Making the most of Facebook insights

Which?'s Charlotte Slayford outlines how changes in the data Facebook provides about your Page allow you to shift attention to the amount and quality of interaction with your audience.

Facebook released a preview version of Facebook insights – its reporting package - in November 2011.

I’ve digested some of the things I’ve read over the past few weeks to pick out the main differences – largely two new stats: 'people talking about' and 'virality'.

This 3-minute video gives a good explanation of the updates.

New dashboard

The dashboard details your:

  • total likes - people who have liked your page
  • friends of fans - your potential reach
  • people talking about this - unique people who have created content relating to your page such as a comment, 'like' or photo tag
  • weekly total reach – the total number of people who have seen content relating to your page (includes ads/sponsored stories)

This is an example of Which?
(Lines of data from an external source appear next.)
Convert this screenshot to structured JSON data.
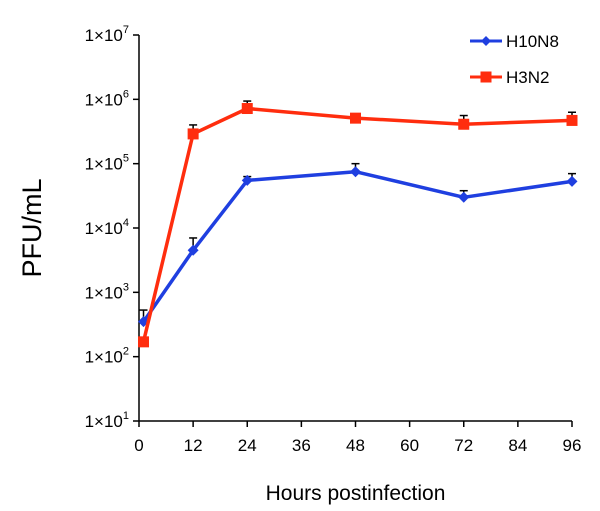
{
  "chart_data": {
    "type": "line",
    "xlabel": "Hours postinfection",
    "ylabel": "PFU/mL",
    "xlim": [
      0,
      96
    ],
    "xticks": [
      0,
      12,
      24,
      36,
      48,
      60,
      72,
      84,
      96
    ],
    "ylim": [
      10,
      10000000
    ],
    "yscale": "log",
    "yticks": [
      {
        "value": 10,
        "label": "1×10",
        "exp": "1"
      },
      {
        "value": 100,
        "label": "1×10",
        "exp": "2"
      },
      {
        "value": 1000,
        "label": "1×10",
        "exp": "3"
      },
      {
        "value": 10000,
        "label": "1×10",
        "exp": "4"
      },
      {
        "value": 100000,
        "label": "1×10",
        "exp": "5"
      },
      {
        "value": 1000000,
        "label": "1×10",
        "exp": "6"
      },
      {
        "value": 10000000,
        "label": "1×10",
        "exp": "7"
      }
    ],
    "legend_position": "top-right",
    "grid": false,
    "series": [
      {
        "name": "H10N8",
        "color": "#1f3fe0",
        "marker": "diamond",
        "points": [
          {
            "x": 1,
            "y": 350,
            "err": 180
          },
          {
            "x": 12,
            "y": 4500,
            "err": 2500
          },
          {
            "x": 24,
            "y": 55000,
            "err": 8000
          },
          {
            "x": 48,
            "y": 75000,
            "err": 25000
          },
          {
            "x": 72,
            "y": 30000,
            "err": 8000
          },
          {
            "x": 96,
            "y": 53000,
            "err": 17000
          }
        ]
      },
      {
        "name": "H3N2",
        "color": "#ff2d0e",
        "marker": "square",
        "points": [
          {
            "x": 1,
            "y": 170,
            "err": 0
          },
          {
            "x": 12,
            "y": 290000,
            "err": 110000
          },
          {
            "x": 24,
            "y": 720000,
            "err": 220000
          },
          {
            "x": 48,
            "y": 510000,
            "err": 0
          },
          {
            "x": 72,
            "y": 410000,
            "err": 150000
          },
          {
            "x": 96,
            "y": 470000,
            "err": 160000
          }
        ]
      }
    ]
  }
}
Action’s dashboard. (You're stuck with the date range Facebook chooses to show you – usually the current week.)

Which? facebook stats image

Viral reach

This new stat allows you to see the number of people who saw a story and interacted with it and, as a result, the number of their friends it reached, expanding awareness of your page and organisation.

This allows you to tailor your activity by learning which posts get the most people talking about issues, or have the greatest virality stats.

For example, pictures of our cupcake delivery to the Treasury went down a treat:

Which? facebook stats image 2

Pros:

Focus on engagement - The data allows you to move on from a concern just with the number of people liking your page, to the quality of your content and user engagement.

Better feedback on content – You get information which helps you work out what works and what doesn't with your posts.

Cons:

3 months data only - Facebook can only report on the past 3 months of data so you have to be disciplined in keeping an external record of the data so you don’t lose anything.

Need 30+ people - You need over 30 people to interact with your page that week to pull any engagement stats, so pages with just a few fans will struggle to get stats.

Charlotte Slayford is Consumer Action Editor at Which?